Is calibre of learning materials important…?
The BBC’s “More or Less” took to bits those stats on attention spans – both goldfish and mankind – and do take the time to read their view too.
It turns out that whether or not you’re engaged with a learning experience beyond early minutes may well depend not on whether there is more or less of it, not on its calibre, but on an oblique balance between what’s in it for you and how well the provider smashes through the volume of input in your day to arrest attention first-up.
I reflected on this with HR Zone at the CIPD Learning and Development Show this month.
Micro Maestros, Skill Pill, Pocketbooks, Little Boxes of Brilliance – all providers of micro-learning content shouting out for the profession’s attention. And I don’t knock these guys, as they’re meeting a demand and meeting it in engaging, innovative and inspiring ways.
The demand is there for learning content that is quick-fire and for tech to deliver to us fast and with accelerated energy (think appification, gamification, chat capability).
We tend to take as given that face-to-face learning does remain the premium learning experience where viable.
I question this assumption and ask what happened to the good, old-fashioned learning styles where we differ in our preference. I asked two interviews a question recently about how they’d approach a need to up-skill in a given role area. One answered with an excitable description of rolling sleeves up, messing with toys and having a good-old go.
The second described with equal excitement getting out there on the road to shadow and quiz colleagues and then to offer her own skills to reflect back to others that which she’d learned.
Andy Lancaster, Head of Learning and Development at the CIPD, gave a great example of how to do a “how to” session and took the same assumption about the face-to-face to task with some top tips on webinar delivery.
Yet bear in mind much of this short-sharp-snap approach derives from lifestyles. The industry is simply going with that natural flow. I visited at the show Bite Size Ltd and looked at a lovely balance between the trusted offering that is founded on the MS Office suite and yet delivered with flex and within the coffee-break space.

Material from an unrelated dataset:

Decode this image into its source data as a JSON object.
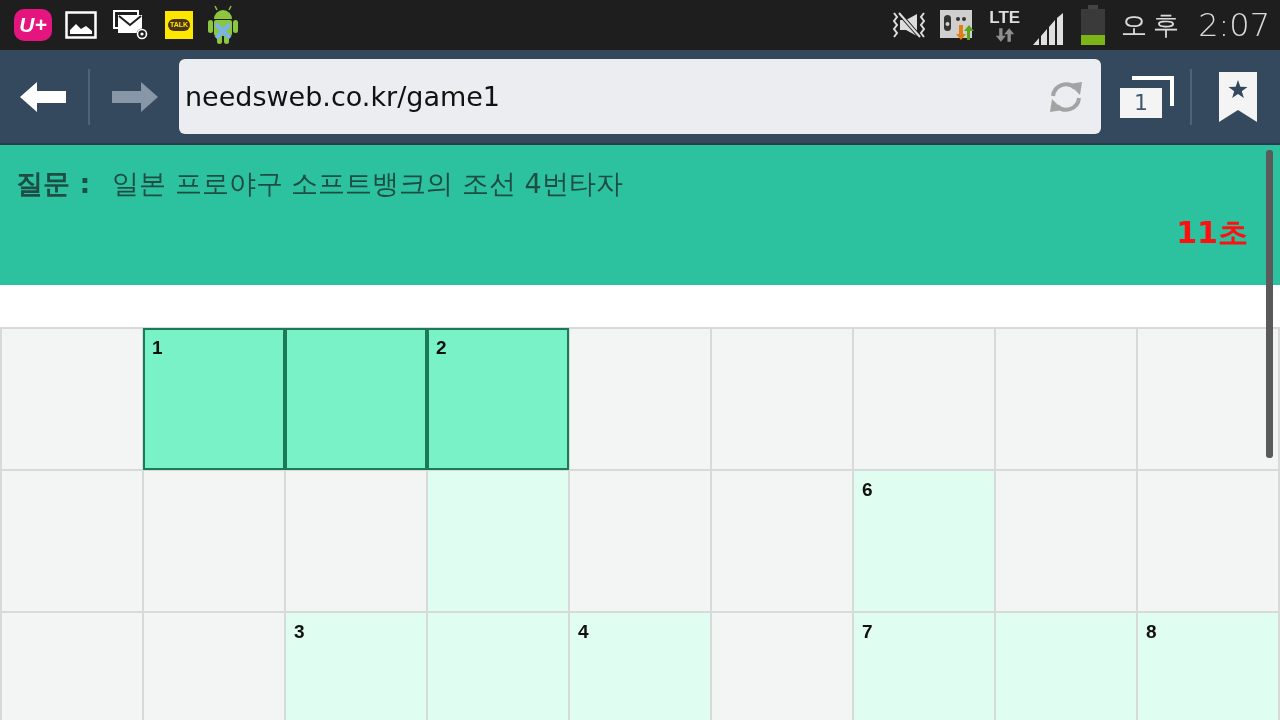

Reflecting on the CIPD L&D Show 2017
Let’s look at the CIPD approach to the May show itself. I enjoyed it very much and, yes, my own attention grabbed rather more than I’d perhaps anticipated. Consider the branding of the learning and development work-streams. That which I’d call technology is for 2017 “Digital and Social Learning”. I examined the agenda on the “Science of Learning”. This none other than business psychology.
Note this latter could get plain confusing if MI/analytics/reporting does get the official “People Science” regeneration, a direction I’m keen to see.

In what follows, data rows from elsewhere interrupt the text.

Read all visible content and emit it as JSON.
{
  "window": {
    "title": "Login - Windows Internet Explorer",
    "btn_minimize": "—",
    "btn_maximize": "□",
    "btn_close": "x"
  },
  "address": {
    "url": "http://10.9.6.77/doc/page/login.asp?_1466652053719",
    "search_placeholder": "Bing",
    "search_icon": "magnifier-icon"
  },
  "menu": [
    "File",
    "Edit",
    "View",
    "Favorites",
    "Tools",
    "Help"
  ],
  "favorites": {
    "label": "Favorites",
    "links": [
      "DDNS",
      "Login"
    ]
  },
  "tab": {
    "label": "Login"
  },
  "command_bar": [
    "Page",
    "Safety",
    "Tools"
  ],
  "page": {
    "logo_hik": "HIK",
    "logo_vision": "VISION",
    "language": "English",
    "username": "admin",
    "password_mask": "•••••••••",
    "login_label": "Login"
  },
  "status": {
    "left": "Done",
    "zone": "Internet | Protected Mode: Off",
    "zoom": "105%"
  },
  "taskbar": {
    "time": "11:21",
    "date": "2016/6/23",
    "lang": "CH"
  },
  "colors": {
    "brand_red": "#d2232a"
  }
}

A marketing approach to talent and development
What we witness with the attention-arresting stream and session headlines at a conference agenda, as well as the learning offer, is the marketing approach to talent. Why? I suspect again linked to those short attention spans and to that volume – a gazillion goldfish swimming in the Pacific.
So I was delighted to find some solid stuff still going strong in talking to Belbin on the application of the nine familiar team roles, with these days self-development toolkits for youngsters embarking on their new career design. And there is solace in soft skills, albeit with the micro-styles at times the way we must inevitably self-improve.

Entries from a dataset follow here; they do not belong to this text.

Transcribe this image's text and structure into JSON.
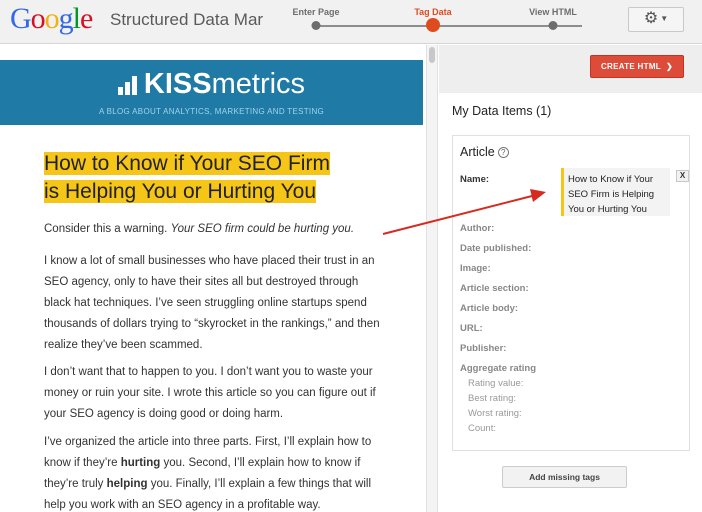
{
  "header": {
    "logo_letters": [
      {
        "char": "G",
        "color": "#3369e8"
      },
      {
        "char": "o",
        "color": "#d50f25"
      },
      {
        "char": "o",
        "color": "#eeb211"
      },
      {
        "char": "g",
        "color": "#3369e8"
      },
      {
        "char": "l",
        "color": "#009925"
      },
      {
        "char": "e",
        "color": "#d50f25"
      }
    ],
    "app_title": "Structured Data Mar",
    "steps": [
      {
        "label": "Enter Page",
        "active": false
      },
      {
        "label": "Tag Data",
        "active": true
      },
      {
        "label": "View HTML",
        "active": false
      }
    ],
    "gear_icon": "gear-icon"
  },
  "article": {
    "site_name_bold": "KISS",
    "site_name_rest": "metrics",
    "tagline": "A BLOG ABOUT ANALYTICS, MARKETING AND TESTING",
    "title_line1": "How to Know if Your SEO Firm",
    "title_line2": "is Helping You or Hurting You",
    "p1_a": "Consider this a warning. ",
    "p1_b": "Your SEO firm could be hurting you.",
    "p2": "I know a lot of small businesses who have placed their trust in an SEO agency, only to have their sites all but destroyed through black hat techniques. I’ve seen struggling online startups spend thousands of dollars trying to “skyrocket in the rankings,” and then realize they’ve been scammed.",
    "p3": "I don’t want that to happen to you. I don’t want you to waste your money or ruin your site. I wrote this article so you can figure out if your SEO agency is doing good or doing harm.",
    "p4_a": "I’ve organized the article into three parts. First, I’ll explain how to know if they’re ",
    "p4_b": "hurting",
    "p4_c": " you. Second, I’ll explain how to know if they’re truly ",
    "p4_d": "helping",
    "p4_e": " you. Finally, I’ll explain a few things that will help you work with an SEO agency in a profitable way."
  },
  "panel": {
    "create_button": "CREATE HTML",
    "create_chevron": "❯",
    "items_heading": "My Data Items (1)",
    "card_title": "Article",
    "help_icon": "?",
    "fields": [
      "Name:",
      "Author:",
      "Date published:",
      "Image:",
      "Article section:",
      "Article body:",
      "URL:",
      "Publisher:",
      "Aggregate rating"
    ],
    "rating_subfields": [
      "Rating value:",
      "Best rating:",
      "Worst rating:",
      "Count:"
    ],
    "name_value": "How to Know if Your SEO Firm is Helping You or Hurting You",
    "remove_label": "X",
    "add_missing": "Add missing tags"
  },
  "colors": {
    "accent": "#e04a1f",
    "highlight": "#f5c518",
    "banner": "#1f7aa6",
    "arrow": "#d62b20"
  }
}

A counter-balance to the frenetic is of course mindfulness in practice at work and, less obviously, an emerging need in today’s organisational agenda to look at individual resilience in the face of change.
Firstly that if you’ve made it this far in your reading then perhaps consider yourself a koi carp rather than a much-maligned goldfish (read that BBC “More or less” feature!). Secondly that we see a tension and a squaring up of technology’s impact and the human brain, with its emotional and mindset limitation. The pace of evolution of each rather differs.
At the CIPD L&D show it was Daniel Susskind who faced this head-on in looking at the future of our professional world. Susskind sees technology not just as streamlining but as replacing us and our ability to learn and to work well.
What to do? Pay attention. Avoid the fixed mindsets. Look at the possibility of technology. Look at how knowledge can be shared within your organisation in an entirely different way.